Today UPS and TNT Express jointly announced that they have reached an agreement by entering into a Merger Protocol on an all-cash public offer by UPS for all issued and outstanding ordinary shares of TNT Express at an offer price of € 9.5/sh.
PostNL, holding ~29.8% of the TNT Shares, has irrevocably undertaken to tender all TNT Express Shares held by it under the Offer subject to customary undertakings and conditions (the “Irrevocable Undertaking”). The Irrevocable Undertaking terminates upon termination of the Merger Protocol between UPS and TNT Express and PostNL may furthermore terminate the Irrevocable Undertaking in the event that the executive and supervisory boards of TNT Express revoke their recommendation of the Offer upon a bona fide third-party offer or making an offer which exceeds the offer price by at least 8% that is considered by the executive and supervisory boards of TNT Express to be substantially more beneficial to TNT Express and that is not matched by UPS.
What will happen with the cash proceeds?
If the Offer will be effected at the offer price of € 9.5/sh, it is expected that PostNL will receive a cash amount of approximately € 1,540m. PostNL will put an amount of € 700m of the proceeds of the sale of all its TNT Shares in an escrow account which will be used for the purpose of the reduction of its debt, in line with PostNL’s financial policy.

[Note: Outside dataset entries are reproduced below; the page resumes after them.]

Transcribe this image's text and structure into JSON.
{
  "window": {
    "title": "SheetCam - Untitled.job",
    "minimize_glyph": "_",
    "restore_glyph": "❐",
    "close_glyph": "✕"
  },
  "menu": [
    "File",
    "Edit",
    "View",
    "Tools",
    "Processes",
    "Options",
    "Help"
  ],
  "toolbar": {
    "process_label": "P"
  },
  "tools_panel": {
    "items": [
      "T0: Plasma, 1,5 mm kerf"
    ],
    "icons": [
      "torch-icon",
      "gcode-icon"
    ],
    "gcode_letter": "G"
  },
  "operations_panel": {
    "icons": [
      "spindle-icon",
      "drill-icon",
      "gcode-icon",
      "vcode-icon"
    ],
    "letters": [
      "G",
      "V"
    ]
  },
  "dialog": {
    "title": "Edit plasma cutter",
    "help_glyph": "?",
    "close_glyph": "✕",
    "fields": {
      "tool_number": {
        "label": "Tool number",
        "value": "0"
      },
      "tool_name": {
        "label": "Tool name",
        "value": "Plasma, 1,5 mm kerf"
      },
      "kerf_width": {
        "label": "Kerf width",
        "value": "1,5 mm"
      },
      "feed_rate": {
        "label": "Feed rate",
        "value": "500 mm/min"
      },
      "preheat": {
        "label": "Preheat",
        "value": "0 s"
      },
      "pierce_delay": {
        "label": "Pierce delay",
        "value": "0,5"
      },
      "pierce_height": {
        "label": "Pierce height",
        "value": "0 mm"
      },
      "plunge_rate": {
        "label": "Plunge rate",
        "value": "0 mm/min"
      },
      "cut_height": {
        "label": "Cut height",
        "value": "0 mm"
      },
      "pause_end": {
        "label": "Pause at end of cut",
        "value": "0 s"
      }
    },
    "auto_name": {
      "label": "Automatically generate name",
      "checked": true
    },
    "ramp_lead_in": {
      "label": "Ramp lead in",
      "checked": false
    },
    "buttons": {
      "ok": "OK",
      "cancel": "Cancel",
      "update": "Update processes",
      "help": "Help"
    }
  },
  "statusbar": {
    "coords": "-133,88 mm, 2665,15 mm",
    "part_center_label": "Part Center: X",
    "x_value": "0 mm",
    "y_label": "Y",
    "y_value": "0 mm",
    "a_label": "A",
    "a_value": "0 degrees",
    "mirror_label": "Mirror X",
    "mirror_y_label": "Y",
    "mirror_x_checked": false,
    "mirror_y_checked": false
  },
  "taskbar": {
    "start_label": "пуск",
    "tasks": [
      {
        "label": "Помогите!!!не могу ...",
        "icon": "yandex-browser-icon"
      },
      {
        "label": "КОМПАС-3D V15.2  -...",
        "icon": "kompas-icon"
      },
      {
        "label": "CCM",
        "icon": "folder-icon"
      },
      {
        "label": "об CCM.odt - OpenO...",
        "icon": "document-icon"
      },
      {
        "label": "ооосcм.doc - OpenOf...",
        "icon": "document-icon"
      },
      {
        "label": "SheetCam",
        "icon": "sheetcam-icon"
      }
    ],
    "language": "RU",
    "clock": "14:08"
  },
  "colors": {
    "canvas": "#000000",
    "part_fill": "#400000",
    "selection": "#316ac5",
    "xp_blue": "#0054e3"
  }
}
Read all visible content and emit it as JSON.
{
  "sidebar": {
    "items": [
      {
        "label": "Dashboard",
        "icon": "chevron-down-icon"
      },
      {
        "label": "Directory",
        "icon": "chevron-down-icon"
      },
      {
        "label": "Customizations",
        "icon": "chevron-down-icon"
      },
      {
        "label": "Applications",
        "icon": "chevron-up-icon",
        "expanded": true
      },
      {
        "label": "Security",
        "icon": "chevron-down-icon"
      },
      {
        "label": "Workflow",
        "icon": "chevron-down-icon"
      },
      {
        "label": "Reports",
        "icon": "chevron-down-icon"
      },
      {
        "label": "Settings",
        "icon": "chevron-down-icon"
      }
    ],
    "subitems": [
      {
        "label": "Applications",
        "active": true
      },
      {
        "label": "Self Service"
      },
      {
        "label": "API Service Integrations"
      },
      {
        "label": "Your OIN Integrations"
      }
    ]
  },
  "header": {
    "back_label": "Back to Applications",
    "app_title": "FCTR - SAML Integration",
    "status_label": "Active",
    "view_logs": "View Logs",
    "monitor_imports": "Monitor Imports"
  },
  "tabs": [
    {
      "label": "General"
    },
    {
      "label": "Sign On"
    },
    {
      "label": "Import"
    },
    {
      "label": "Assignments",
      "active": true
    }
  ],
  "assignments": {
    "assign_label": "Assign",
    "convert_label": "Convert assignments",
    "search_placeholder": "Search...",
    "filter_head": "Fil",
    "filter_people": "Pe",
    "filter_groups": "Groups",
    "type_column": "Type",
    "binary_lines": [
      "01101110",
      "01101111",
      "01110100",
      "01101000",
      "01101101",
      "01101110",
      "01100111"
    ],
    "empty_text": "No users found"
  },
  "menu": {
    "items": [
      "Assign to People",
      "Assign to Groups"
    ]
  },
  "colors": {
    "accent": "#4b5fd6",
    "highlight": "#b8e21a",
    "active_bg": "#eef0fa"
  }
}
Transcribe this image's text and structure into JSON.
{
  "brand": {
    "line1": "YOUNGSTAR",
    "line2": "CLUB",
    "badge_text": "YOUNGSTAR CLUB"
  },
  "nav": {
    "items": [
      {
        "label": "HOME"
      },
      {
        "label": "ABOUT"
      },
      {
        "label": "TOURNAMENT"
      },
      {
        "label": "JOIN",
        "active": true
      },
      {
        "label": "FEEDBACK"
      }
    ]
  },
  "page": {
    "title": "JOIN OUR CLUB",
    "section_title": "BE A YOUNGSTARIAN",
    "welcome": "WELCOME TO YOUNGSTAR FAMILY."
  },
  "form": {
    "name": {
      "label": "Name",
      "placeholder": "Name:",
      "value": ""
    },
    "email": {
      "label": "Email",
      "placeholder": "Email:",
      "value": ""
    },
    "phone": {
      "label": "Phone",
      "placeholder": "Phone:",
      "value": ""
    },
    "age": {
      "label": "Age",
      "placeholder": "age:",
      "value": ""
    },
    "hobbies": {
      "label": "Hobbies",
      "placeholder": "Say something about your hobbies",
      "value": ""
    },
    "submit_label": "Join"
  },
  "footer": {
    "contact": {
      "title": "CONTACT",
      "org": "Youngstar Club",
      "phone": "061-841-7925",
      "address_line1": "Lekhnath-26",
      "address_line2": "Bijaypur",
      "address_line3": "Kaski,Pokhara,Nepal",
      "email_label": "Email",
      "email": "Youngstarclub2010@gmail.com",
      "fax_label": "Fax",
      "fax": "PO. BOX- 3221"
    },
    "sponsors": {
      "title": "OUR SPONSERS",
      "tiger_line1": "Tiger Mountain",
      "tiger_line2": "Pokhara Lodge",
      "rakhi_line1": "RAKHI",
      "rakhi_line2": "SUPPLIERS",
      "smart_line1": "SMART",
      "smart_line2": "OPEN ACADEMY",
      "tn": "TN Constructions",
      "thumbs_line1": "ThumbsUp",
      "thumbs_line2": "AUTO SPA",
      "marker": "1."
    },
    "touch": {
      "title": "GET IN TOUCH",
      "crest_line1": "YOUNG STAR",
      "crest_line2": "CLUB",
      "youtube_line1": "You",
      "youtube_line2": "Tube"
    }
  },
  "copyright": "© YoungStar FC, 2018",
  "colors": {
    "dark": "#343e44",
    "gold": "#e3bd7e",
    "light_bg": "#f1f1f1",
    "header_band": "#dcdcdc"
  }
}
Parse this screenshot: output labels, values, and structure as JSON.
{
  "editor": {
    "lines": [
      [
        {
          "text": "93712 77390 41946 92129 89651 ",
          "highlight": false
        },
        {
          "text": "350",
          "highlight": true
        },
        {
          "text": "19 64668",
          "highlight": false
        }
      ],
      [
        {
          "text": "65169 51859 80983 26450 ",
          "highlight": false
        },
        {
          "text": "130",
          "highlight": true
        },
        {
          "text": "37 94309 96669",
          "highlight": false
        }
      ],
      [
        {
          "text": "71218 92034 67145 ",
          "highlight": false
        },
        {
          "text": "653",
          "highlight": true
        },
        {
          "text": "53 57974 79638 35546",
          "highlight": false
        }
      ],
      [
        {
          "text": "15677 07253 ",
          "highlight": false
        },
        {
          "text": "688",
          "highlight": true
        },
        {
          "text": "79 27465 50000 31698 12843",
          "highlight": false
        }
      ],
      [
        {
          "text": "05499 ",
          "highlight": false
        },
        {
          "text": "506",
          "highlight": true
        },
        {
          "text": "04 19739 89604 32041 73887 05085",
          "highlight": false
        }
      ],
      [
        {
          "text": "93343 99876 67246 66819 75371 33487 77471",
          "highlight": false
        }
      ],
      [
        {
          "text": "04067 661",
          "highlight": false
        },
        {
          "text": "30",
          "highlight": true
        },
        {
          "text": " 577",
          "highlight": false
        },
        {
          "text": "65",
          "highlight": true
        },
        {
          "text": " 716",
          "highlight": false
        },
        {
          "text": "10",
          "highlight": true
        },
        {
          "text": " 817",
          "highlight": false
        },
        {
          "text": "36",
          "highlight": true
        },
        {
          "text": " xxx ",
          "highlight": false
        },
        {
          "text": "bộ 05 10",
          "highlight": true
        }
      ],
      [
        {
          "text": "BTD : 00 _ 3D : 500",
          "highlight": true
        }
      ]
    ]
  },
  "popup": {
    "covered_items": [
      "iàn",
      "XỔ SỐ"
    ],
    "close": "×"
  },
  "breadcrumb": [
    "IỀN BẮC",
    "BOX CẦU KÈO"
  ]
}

PostNL does not mention a possible pay-out of a cash dividend, which is no surprise since the discussions it currently has with the unions and the pension funds to limit its own pension contribution and cash top up payments. Furthermore, we believe PostNLwill post negative free cash flow to the tune of € 200-300m over the next two years, as a result of a restructuring and pension cash-outs.
Since we market-to-market the TNT Express stake at € 9.4/sh, the bid of € 9.5/sh does not impact our target price on PostNL. We stick to our Accumulate rating.